Every sample made me want one.  I felt my health returning from one too many stops to Taco Bell.  I have strawberries and a tree full of leaves in the backyard-I would never need  Smoothie King again.



It was all so simple.  Grab the blender-get the benefits.  



And at home, if you have this kitchenary masterpiece and a few random pieces of produce, it is a breeze.  

But I am not home all of the time.  

And sometimes I don’t want any tree bark chips mixed into my food-even if I can barely taste them.

And I can’t plug it into my 2008 Honda Accord...and, even if I could, it can’t blend empty water bottles and make a sippable souffle.  

I am fully aware that I own the blender...and even more aware that the blender doesn’t own me.  I tell the blender when i want its benefits and when I don’t.  



For much of evangelical Christianity, there is awareness that we own Jesus (in our hearts, in our lives, etc).  There is much less of a realization that he owns us. There is even an apathy towards it.   In everyone of us, there is a fierce rebellious streak against the anything that would control us or even ask us to consider the question, “Were you there when I put the stars laid the earth’s foundation?”  as God asked Job.  

The answer is, of course, no.  As one of the quintessential poets of the hair band era, John Bon Jovi, once stated, “It’s my life...now or never...I ain’t gonna live forever.”  The fear in each of us that rears its’ head is that we will not get out of life every ounce of consumer-driven joy that this world offers.  So, we dwindle the concept of Jesus down to somewhat of a luxury item rather than a God who comes with a light burden...but burden nonetheless.  As long as we ‘make’ Jesus ours, when it is convenient for spiritual health, we can blend in a carrot’s worth of prayer  here or pack of spinach at the altar there.



Is there a problem with that?



Yes.



Well, what is it?



Jesus is a person-not a concept.  



He is a person who ‘gives life and breath and everything else.’

He is person who demands that we ‘make disciples of all nations.’
He is a person commands us to ‘carry a cross daily.’

Jesus is a person who definitely makes Himself known to us, reminds us that He is with us, but more importantly than either of those, claims that we are to be:
  • ‘In Him’ is life and that life is the light of men (John 1:4)
  • We are chosen ‘in Christ Jesus (Ephesians 1:4)
  • We find grace ‘in Christ Jesus (2 Timothy 1:9)
  • ‘In Him’ we are the righteousness of God (2 Corinthians 5:21)
  • We know the love of God ‘in Christ Jesus our Lord (Romans 8:38-39)

These are only a few of the examples from the Scriptures as to what it means for us to be in Him.

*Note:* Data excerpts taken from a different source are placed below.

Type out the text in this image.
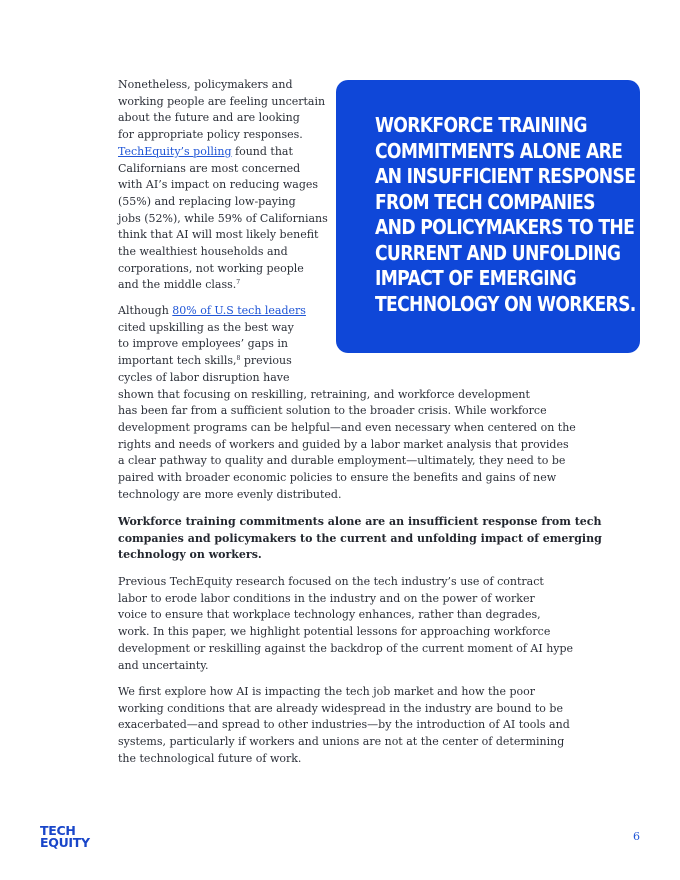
Nonetheless, policymakers and
working people are feeling uncertain
about the future and are looking
for appropriate policy responses.
TechEquity’s polling found that
Californians are most concerned
with AI’s impact on reducing wages
(55%) and replacing low-paying
jobs (52%), while 59% of Californians
think that AI will most likely benefit
the wealthiest households and
corporations, not working people
and the middle class.$^7$

Although 80% of U.S tech leaders
cited upskilling as the best way
to improve employees’ gaps in
important tech skills,$^8$ previous
cycles of labor disruption have
shown that focusing on reskilling, retraining, and workforce development
has been far from a sufficient solution to the broader crisis. While workforce
development programs can be helpful—and even necessary when centered on the
rights and needs of workers and guided by a labor market analysis that provides
a clear pathway to quality and durable employment—ultimately, they need to be
paired with broader economic policies to ensure the benefits and gains of new
technology are more evenly distributed.

Workforce training commitments alone are an insufficient response from tech
companies and policymakers to the current and unfolding impact of emerging
technology on workers.

Previous TechEquity research focused on the tech industry’s use of contract
labor to erode labor conditions in the industry and on the power of worker
voice to ensure that workplace technology enhances, rather than degrades,
work. In this paper, we highlight potential lessons for approaching workforce
development or reskilling against the backdrop of the current moment of AI hype
and uncertainty.

We first explore how AI is impacting the tech job market and how the poor
working conditions that are already widespread in the industry are bound to be
exacerbated—and spread to other industries—by the introduction of AI tools and
systems, particularly if workers and unions are not at the center of determining
the technological future of work.

WORKFORCE TRAINING
COMMITMENTS ALONE ARE
AN INSUFFICIENT RESPONSE
FROM TECH COMPANIES
AND POLICYMAKERS TO THE
CURRENT AND UNFOLDING
IMPACT OF EMERGING
TECHNOLOGY ON WORKERS.

TECH
EQUITY	6
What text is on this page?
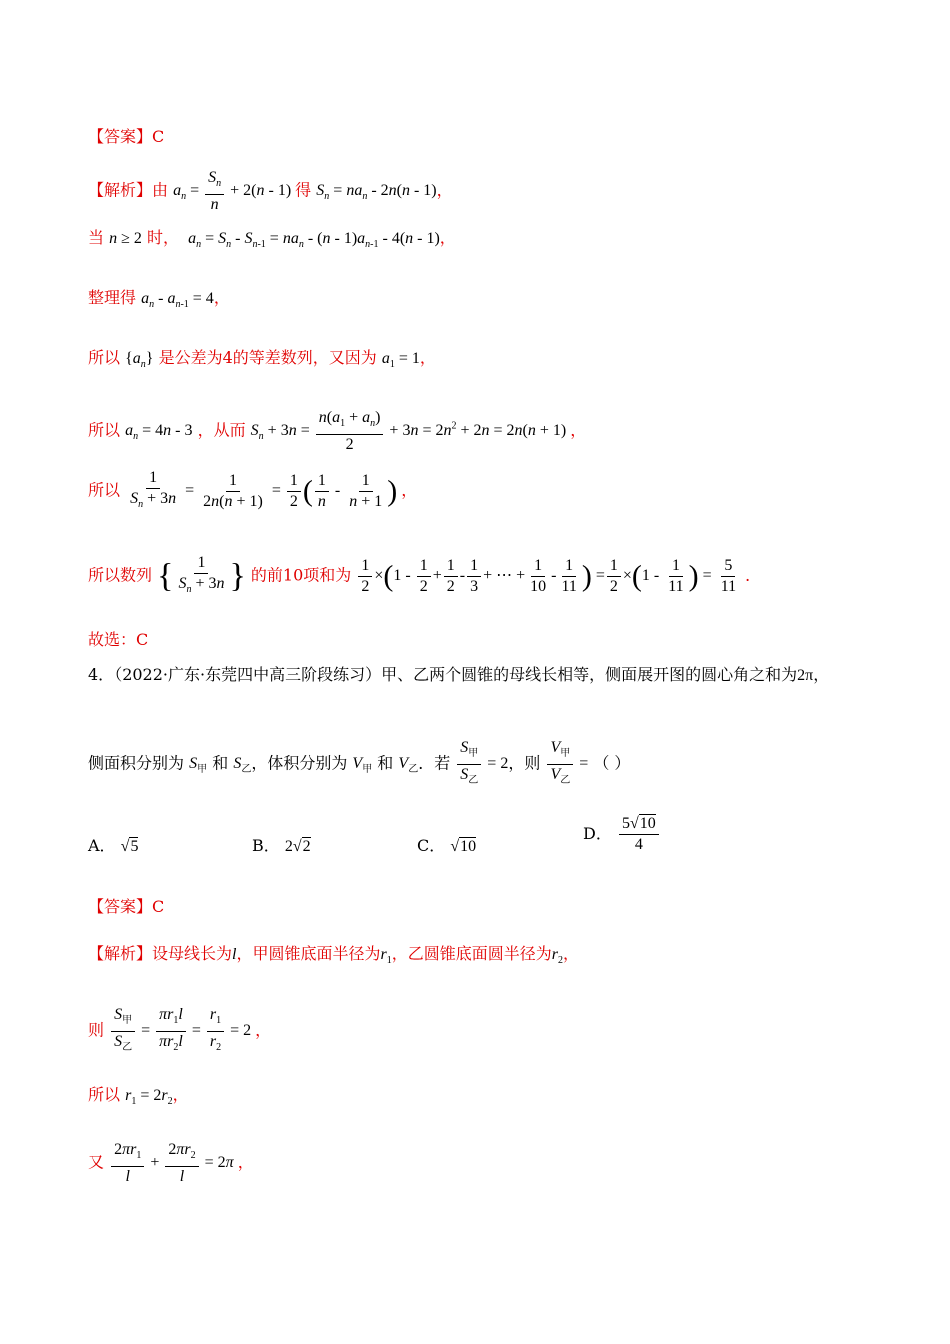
【答案】C
【解析】由 $a_n = \frac{S_n}{n} + 2(n - 1)$ 得 $S_n = na_n - 2n(n - 1)$，
当 n ≥ 2 时， $a_n = S_n - S_{n-1} = na_n - (n - 1)a_{n-1} - 4(n - 1)$，
整理得 $a_n - a_{n-1} = 4$，
所以 $\{a_n\}$ 是公差为4的等差数列，又因为 $a_1 = 1$，
所以 $a_n = 4n - 3$ ，从而 $S_n + 3n = \frac{n(a_1 + a_n)}{2} + 3n = 2n^2 + 2n = 2n(n + 1)$ ，
所以 $\frac{1}{S_n + 3n} = \frac{1}{2n(n + 1)} = \frac{1}{2}$ ( $\frac{1}{n} - \frac{1}{n + 1}$ ) ，
所以数列 { $\frac{1}{S_n + 3n}$ } 的前10项和为 $\frac{1}{2} \times(1 - \frac{1}{2} + \frac{1}{2} - \frac{1}{3}$ + ⋯ + $\frac{1}{10} - \frac{1}{11}$ ) = $\frac{1}{2} \times(1 - \frac{1}{11}$ ) = $\frac{5}{11}$ ．
故选：C
4．（2022·广东·东莞四中高三阶段练习）甲、乙两个圆锥的母线长相等，侧面展开图的圆心角之和为2π，
侧面积分别为 $S_甲$ 和 $S_乙$，体积分别为 $V_甲$ 和 $V_乙$．若 $\frac{S_甲}{S_乙} = 2$，则 $\frac{V_甲}{V_乙}$ = （ ）
A． √5	B． 2√2	C． √10
D． $\frac{5√10}{4}$
【答案】C
【解析】设母线长为l，甲圆锥底面半径为$r_1$，乙圆锥底面圆半径为$r_2$，
则 $\frac{S_甲}{S_乙} = \frac{\pi r_1l}{\pi r_2l} = \frac{r_1}{r_2} = 2$ ，
所以 $r_1 = 2r_2$，
又 $\frac{2\pi r_1}{l} + \frac{2\pi r_2}{l} = 2\pi$ ，
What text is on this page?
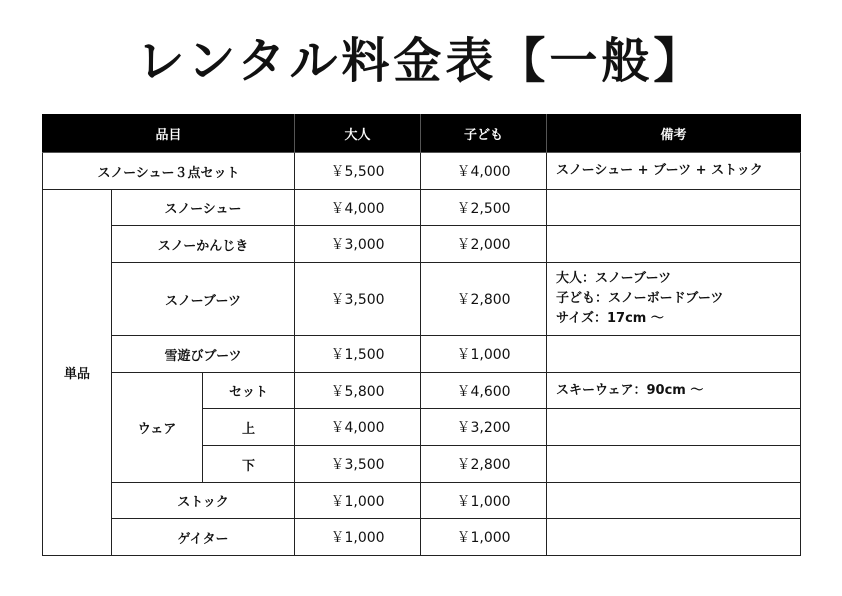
レンタル料金表【一般】
品目			大人	子ども	備考
スノーシュー３点セット			￥5,500	￥4,000	スノーシュー + ブーツ + ストック
単品	スノーシュー		￥4,000	￥2,500	
	スノーかんじき		￥3,000	￥2,000	
	スノーブーツ		￥3,500	￥2,800	大人：スノーブーツ
子ども：スノーボードブーツ
サイズ：17cm ～

	雪遊びブーツ		￥1,500	￥1,000	
	ウェア	セット	￥5,800	￥4,600	スキーウェア：90cm ～
		上	￥4,000	￥3,200	
		下	￥3,500	￥2,800	
	ストック		￥1,000	￥1,000	
	ゲイター		￥1,000	￥1,000	
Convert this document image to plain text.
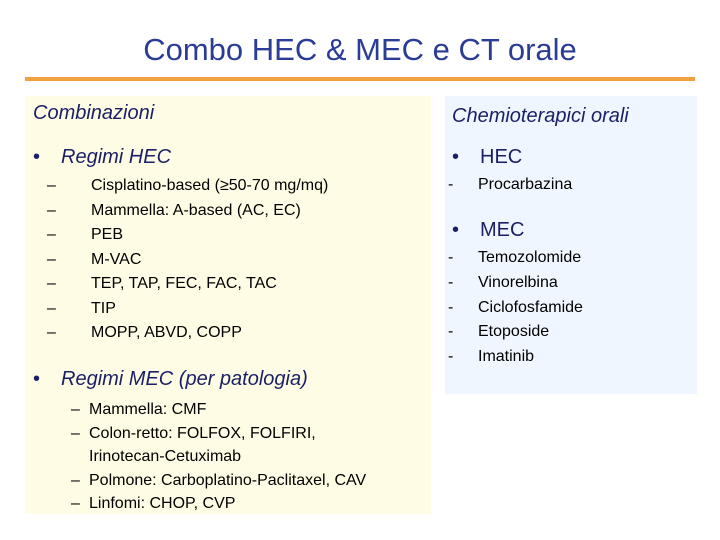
Combo HEC & MEC e CT orale
Combinazioni
• Regimi HEC
– Cisplatino-based (≥50-70 mg/mq)
– Mammella: A-based (AC, EC)
– PEB
– M-VAC
– TEP, TAP, FEC, FAC, TAC
– TIP
– MOPP, ABVD, COPP
• Regimi MEC (per patologia)
– Mammella: CMF
– Colon-retto: FOLFOX, FOLFIRI,
Irinotecan-Cetuximab
– Polmone: Carboplatino-Paclitaxel, CAV
– Linfomi: CHOP, CVP
Chemioterapici orali
• HEC
- Procarbazina
• MEC
- Temozolomide
- Vinorelbina
- Ciclofosfamide
- Etoposide
- Imatinib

There are not enough chips off of the iceberg to make a Sno Cone, yet we see that an infinite God points to our joyous destination for God honoring existence as being in His Son.



So Jesus is fully functional at your home and church and when you are around pastors and what not.  You have confessed with your mouth and believed in your heart and God calls you His child.

And Jesus is in your SUV as you drive down the road reminding you that, more than you ‘got Him’, through His work on the cross He brought you in…

And Jesus is after your heart as everything in you says ‘flight’ when the pressures of the job and the pressures of family and the pressures of pressure push you and tell you that you have every right to be ‘out’, it is the calm (and not so calm) peaceful (yet stern) loving (and disciplined) voice of Jesus that says, ‘No. No. No.  you are in…”



And, for those who are in, He doesn’t even have to wear a microphone for you to hear.